Whitbread's financial year ends today, March 3rd and the group has released a trading statement covering the 11 weeks to Feb 11 and also the 50 weeks to the same point.
The final quarter of the financial year has been solid, with all divisions reporting like-for-like (LFL) growth, but, Restaurants apart, at a slower pace than for the previous three quarters. At the group level, total sales rose by 7.7%, compared to 10.4% for the 50 week period. Like-for-like sales for the group rose by 1.7% for the 11 weeks and 3.2% over the longer 50 week period. The shares dropped around 3.5% on the news.

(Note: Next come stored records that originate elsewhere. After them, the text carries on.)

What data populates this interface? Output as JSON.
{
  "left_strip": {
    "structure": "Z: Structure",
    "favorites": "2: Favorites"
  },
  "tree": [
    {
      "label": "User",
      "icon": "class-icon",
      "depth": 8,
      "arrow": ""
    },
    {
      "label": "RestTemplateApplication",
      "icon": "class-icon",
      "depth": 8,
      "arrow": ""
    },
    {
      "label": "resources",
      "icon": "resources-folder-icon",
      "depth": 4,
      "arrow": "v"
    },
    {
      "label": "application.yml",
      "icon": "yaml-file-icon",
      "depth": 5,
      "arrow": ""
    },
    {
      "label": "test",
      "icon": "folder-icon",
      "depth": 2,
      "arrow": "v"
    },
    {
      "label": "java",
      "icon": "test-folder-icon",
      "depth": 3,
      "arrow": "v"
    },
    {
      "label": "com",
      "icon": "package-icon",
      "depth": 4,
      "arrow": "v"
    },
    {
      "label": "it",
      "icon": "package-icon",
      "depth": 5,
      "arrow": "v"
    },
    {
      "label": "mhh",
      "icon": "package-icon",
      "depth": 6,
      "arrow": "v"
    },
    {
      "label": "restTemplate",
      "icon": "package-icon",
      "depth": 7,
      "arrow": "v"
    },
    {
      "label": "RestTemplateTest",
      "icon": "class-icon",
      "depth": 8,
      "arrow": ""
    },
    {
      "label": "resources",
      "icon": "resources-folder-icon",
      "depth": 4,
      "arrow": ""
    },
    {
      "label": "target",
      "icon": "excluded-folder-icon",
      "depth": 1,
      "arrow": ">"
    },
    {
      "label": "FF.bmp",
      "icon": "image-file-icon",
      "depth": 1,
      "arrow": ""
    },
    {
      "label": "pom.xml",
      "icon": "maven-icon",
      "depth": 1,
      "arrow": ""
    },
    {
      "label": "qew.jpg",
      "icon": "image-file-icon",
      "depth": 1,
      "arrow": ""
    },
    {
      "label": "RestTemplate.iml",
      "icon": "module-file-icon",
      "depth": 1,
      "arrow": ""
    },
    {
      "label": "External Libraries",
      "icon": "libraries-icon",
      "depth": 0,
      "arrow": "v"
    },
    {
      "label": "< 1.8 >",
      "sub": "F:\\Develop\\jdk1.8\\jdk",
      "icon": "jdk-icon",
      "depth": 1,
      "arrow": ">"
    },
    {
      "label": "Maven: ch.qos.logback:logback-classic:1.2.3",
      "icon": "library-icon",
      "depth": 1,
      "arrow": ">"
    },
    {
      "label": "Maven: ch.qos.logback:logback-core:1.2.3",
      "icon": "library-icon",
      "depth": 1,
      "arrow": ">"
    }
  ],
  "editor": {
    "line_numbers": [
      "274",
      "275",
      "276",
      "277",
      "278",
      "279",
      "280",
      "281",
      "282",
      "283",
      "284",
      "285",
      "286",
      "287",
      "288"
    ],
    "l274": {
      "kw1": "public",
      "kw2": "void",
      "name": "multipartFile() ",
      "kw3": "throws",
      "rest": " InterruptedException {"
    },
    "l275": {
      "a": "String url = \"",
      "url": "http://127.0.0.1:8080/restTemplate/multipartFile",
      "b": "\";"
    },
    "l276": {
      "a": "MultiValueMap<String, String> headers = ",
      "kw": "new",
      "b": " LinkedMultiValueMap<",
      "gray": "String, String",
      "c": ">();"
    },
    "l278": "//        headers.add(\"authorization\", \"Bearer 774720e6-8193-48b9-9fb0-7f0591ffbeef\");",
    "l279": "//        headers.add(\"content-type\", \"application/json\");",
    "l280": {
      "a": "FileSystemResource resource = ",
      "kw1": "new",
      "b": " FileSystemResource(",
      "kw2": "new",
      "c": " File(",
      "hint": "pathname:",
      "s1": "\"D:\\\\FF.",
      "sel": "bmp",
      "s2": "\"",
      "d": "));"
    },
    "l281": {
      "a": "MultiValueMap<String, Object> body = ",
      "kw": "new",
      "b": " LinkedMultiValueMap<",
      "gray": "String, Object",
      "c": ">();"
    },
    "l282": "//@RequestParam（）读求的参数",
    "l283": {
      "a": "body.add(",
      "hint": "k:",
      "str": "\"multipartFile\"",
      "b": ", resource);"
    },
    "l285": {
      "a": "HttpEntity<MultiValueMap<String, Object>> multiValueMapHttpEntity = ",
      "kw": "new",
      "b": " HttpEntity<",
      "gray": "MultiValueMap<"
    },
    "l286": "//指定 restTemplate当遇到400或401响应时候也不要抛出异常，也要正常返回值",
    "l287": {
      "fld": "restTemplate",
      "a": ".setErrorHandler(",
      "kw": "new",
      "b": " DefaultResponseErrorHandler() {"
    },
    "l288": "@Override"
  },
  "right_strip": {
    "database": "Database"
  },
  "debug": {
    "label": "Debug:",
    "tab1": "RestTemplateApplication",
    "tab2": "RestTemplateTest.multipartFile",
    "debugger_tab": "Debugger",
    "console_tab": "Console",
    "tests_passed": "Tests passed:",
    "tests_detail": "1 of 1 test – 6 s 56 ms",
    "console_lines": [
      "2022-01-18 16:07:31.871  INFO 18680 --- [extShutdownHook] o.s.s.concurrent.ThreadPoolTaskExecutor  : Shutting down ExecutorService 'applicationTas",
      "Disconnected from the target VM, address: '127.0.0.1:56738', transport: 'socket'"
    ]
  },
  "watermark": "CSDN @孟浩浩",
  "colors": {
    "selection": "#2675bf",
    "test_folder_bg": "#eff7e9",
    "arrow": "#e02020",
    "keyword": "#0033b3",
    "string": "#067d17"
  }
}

Within the overall data, Premier Inn delivered the strongest LFL sales growth over the 50 week period, at +4.4%, but eased back to +2.2% in Q4. Costa's LFL growth also eased back, from 3.0% in the 50 week period to just 0.5%. The Restaurants division saw growth accelerate toward year end, delivering +2.3% in Q4, an improvement on the 50 week run rate of +1.0% LFL.
Premier Inn grew market share over the year, according to Whitbread, and occupancy remained high at 81.1%, with Revenue Per Available Room (RevPAR) up by 3.6%. The slower rate of growth seen in Q4 is largely a function of a softer London hotel market. In Q4 Premier Inn grew London revenues by 3.6%, on capacity 8.0% higher, with negative RevPAR and occupancy of -3.3% and -1.5% respectively. Regional markets were stronger, with sales rising by 8.3% against a capacity increase of 6.8%.
Costa sales in Q4 suffered somewhat from low footfall on the High Street, and unusually mild weather. Over the 50 week period, Costa saw worldwide sales up 13.1%, with stronger growth in the UK (up 14.1%) than internationally (up 11.0%) and Costa Enterprises grew sales through its Costa Express machines by 12.6%.
In the next financial year Premier Inn will add around 5,500 new rooms, and 5,000 in the following period, around a third of which will be higher margin extensions to existing hotels. Costa will add 200-230 stores per annum and around 1,000 Costa Express machines globally.
The group's capex budget is around £700m per annum and a sale and leaseback transaction is planned to recycle some of the capital currently tied up in the freehold property portfolio.
CEO Alison Brittain confirmed that full year profits are on target and said that Whitbread will continue to invest in its customer propositions and digital capabilities to ensure the group retains its market leadership.
Premier Inn is a great product; a clean comfortable room, in a good location at a sensible price. With over 60,000 rooms in the estate, it is the clear market leader in the UK branded budget hotel sector. Costa is omnipresent on UK High Streets and highways, with a rapidly growing overseas presence too. The restaurants business plays a supporting role to the hotels, but struggles to inspire in its own right.
The planned growth of the hotel and coffee estates gives excellent visibility of growth, much of which is independent of the economic cycle. Premier Inn has delivered consistently positive LFL sales growth in a variety of economic conditions, underscoring the strength of its proposition. Costa is busily slaking the nation's never ending thirst for caffeine; think of it as an investment play on the UK's long hours work culture. Both businesses have growth plans that envisage expansion of around 40-50% in their estates over a five year period.
The stock has retreated by over 15% in the last year, and now trades on circa 15.4x consensus earnings to Jan 2017, which is a little cheaper than its longer run average of 16x. There are not that many stocks out there offering double-digit organic sales growth. Premier Inn has been slow to gain traction overseas, but the UK estate's growth has more than compensated. The balance sheet is strong, with plenty of freehold hotel assets, so Whitbread looks capable of funding its growth, without recourse to shareholders.